I have asked a similar question on Philosophy.SE.
Reading Arthur W. Pink's pamphlet Regeneration: Or, the New Birth recently, I was surprised to find that he had a tripartite view of man; and even more surprised to see the nuance in the way he related this to the doctrine of regeneration.
He says, "Man was a tri-partite being" before the Fall. But the Fall "does not mean that either his spirit or soul, or any part thereof, ceased to be, for in Scripture 'death' never signifies annihilation, but is a state of separation." (p. 16 in my copy, which is printed by the Bible Truth Depot, Swengel, Pa.)

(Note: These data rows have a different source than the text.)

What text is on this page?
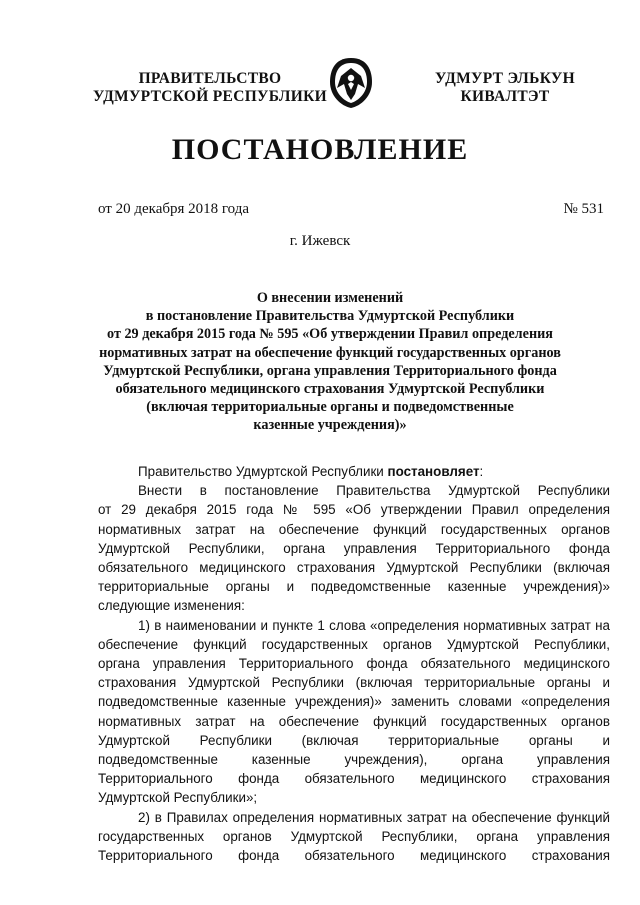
ПРАВИТЕЛЬСТВО
УДМУРТСКОЙ РЕСПУБЛИКИ
УДМУРТ ЭЛЬКУН
КИВАЛТЭТ
ПОСТАНОВЛЕНИЕ
от 20 декабря 2018 года	№ 531
г. Ижевск
О внесении изменений
в постановление Правительства Удмуртской Республики
от 29 декабря 2015 года № 595 «Об утверждении Правил определения
нормативных затрат на обеспечение функций государственных органов
Удмуртской Республики, органа управления Территориального фонда
обязательного медицинского страхования Удмуртской Республики
(включая территориальные органы и подведомственные
казенные учреждения)»
Правительство Удмуртской Республики постановляет:
Внести в постановление Правительства Удмуртской Республики
от 29 декабря 2015 года № 595 «Об утверждении Правил определения
нормативных затрат на обеспечение функций государственных органов
Удмуртской Республики, органа управления Территориального фонда
обязательного медицинского страхования Удмуртской Республики (включая
территориальные органы и подведомственные казенные учреждения)»
следующие изменения:
1) в наименовании и пункте 1 слова «определения нормативных затрат на
обеспечение функций государственных органов Удмуртской Республики,
органа управления Территориального фонда обязательного медицинского
страхования Удмуртской Республики (включая территориальные органы и
подведомственные казенные учреждения)» заменить словами «определения
нормативных затрат на обеспечение функций государственных органов
Удмуртской Республики (включая территориальные органы и
подведомственные казенные учреждения), органа управления
Территориального фонда обязательного медицинского страхования
Удмуртской Республики»;
2) в Правилах определения нормативных затрат на обеспечение функций
государственных органов Удмуртской Республики, органа управления
Территориального фонда обязательного медицинского страхования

But he goes on to say (referencing Galatians 5 and similar passages), "The 'flesh' refers to the degenerate state of man's spirit and soul and body, as the 'spirit' refers to the regenerate state of the spirit and soul—the regeneration of the body being yet future." (18, italics original) This would be a tripartite view much more palatable to those who hold to bipartite view. (The tripartite theory I am more familiar with, associated with Pentecostalism, teaches that at regeneration the spirit is regenerated but not the soul.)
In what works does Pink deal with this doctrine further? The only other work I've read by him is The Attributes of God. How does he distinguish between the soul and the spirit, and what functions does he ascribe to each? What other theologians would agree with this brand of tripartite anthropology?